L’azione di Argentino nasconde un altro obiettivo: quello di danneggiare la pm Triassi nella sua corsa a procuratore aggiunto di Potenza. Un incarico assegnato a Raffaello Falcone, oggi coordinatore della sezione «fasce deboli» — contro il quale la Triassi hanno vinto il ricorso al Tar: i giudici amministrativi hanno ritenuto che entrambi avessero i titoli per coprire quell’incarico. Laura Triassi, che all’epoca di “Mani pulite” era uno dei gip più impegnati, ha vinto però anche altri due ricorsi: quelli contro Francesco Curcio, a lungo a Napoli e oggi procuratore di Potenza, e quello contro Anna Maria Lucchetta, ex pm della Dda e oggi procuratore a Nola. Rispetto a Curcio, per esempio, la Triassi può vantare l’esperienza di procuratore facente funzioni: la maturò a Potenza subito dopo la nomina di Giovanni Colangelo a capo dei pm di Napoli.

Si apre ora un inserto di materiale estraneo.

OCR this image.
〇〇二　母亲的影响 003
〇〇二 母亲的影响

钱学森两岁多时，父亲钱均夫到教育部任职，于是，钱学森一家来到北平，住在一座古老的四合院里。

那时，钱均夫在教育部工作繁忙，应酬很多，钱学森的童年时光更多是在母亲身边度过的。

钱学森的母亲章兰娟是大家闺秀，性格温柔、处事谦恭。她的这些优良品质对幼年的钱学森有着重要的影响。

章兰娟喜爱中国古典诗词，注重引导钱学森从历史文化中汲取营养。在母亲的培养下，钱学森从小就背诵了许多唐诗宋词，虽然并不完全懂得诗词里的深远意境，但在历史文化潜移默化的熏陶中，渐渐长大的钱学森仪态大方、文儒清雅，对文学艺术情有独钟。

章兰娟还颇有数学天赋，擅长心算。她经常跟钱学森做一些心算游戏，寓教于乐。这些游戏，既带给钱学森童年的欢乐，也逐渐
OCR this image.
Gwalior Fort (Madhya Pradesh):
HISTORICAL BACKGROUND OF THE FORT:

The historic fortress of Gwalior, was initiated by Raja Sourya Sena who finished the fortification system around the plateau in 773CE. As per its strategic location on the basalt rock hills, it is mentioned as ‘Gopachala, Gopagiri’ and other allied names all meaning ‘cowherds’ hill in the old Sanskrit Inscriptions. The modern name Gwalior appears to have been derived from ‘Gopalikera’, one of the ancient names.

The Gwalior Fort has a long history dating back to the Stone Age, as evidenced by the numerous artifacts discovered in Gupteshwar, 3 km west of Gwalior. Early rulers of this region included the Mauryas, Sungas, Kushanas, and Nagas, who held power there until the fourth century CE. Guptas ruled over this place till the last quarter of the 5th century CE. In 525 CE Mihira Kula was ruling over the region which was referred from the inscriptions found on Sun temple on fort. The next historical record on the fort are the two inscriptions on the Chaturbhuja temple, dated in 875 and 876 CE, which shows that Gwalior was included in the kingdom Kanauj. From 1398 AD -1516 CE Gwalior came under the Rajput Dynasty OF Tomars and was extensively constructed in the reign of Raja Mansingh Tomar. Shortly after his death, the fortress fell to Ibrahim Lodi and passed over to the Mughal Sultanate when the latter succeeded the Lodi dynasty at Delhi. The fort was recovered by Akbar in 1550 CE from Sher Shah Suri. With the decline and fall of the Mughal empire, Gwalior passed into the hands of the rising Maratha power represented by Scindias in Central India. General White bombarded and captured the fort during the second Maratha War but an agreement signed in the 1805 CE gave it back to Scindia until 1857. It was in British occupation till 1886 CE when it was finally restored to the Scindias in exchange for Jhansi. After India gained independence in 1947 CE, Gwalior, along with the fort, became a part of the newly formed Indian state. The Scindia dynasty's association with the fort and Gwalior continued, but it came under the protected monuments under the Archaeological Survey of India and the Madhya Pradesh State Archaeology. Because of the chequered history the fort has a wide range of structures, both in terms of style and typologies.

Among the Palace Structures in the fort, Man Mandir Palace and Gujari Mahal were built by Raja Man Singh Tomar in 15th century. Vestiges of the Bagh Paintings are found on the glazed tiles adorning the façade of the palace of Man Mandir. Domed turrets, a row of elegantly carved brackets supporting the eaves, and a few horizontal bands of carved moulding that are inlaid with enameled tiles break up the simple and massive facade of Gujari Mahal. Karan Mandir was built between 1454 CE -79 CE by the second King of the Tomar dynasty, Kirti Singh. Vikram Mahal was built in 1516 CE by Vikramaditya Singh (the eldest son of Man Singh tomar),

Il Csm ha impugnato tutte queste sentenze davanti al Consiglio di Stato: la linea è quella di attendere il secondo grado di giudizio e poi, dopo avere letto le motivazioni, decidere se confermare le stesse nomine, magari con motivazioni diverse, o modificarle: in qualche circostanza è già accaduto, ma è molto difficile immaginare quale ruolo andrebbero a ricoprire i magistrati che dovessero lasciare l’incarico attuale. Intanto i tempi si allungano, mentre le esigenze di giustizia, richiederebbero un organico al completo. Tutti questi ricorsi vinti, inoltre, evidenziano lo scollamento tra la linea della giustizia amministrativa e l’operato del Csm, da molti criticato per i criteri troppo autoreferenziali con i quali procede alle nomine. E questo ormai è sotto gli occhi di tutti.
Una vera e propria “guerra” tra magistrati tra le province di Potenza e Matera che ricadono sotto lo stesso distretto di Corte d’Appello e che senza alcun dubbio non rasserena le turbolenze provenienti dagli scandali al Csm con il “caso Palamara”. E infatti proprio il Consiglio Supremo della Magistratura, che ha già un fascicolo disciplinare aperto nei confronti di Argentino per un’altra vicenda legata alla sua permanenza a Taranto, e potrebbe quindi interessarsi anche questo inedito scontro a distanza, perché da un punto di vista “ambientale” tra le toghe dello stesso distretto di Corte d’Appello, la vicenda che affonda le radici nel passato e che si trascina fino ad oggi, appare sempre di più difficilmente componibile. Una vicenda che sembra aver messo la parola “fine” alla carriera di Pietro Argentino.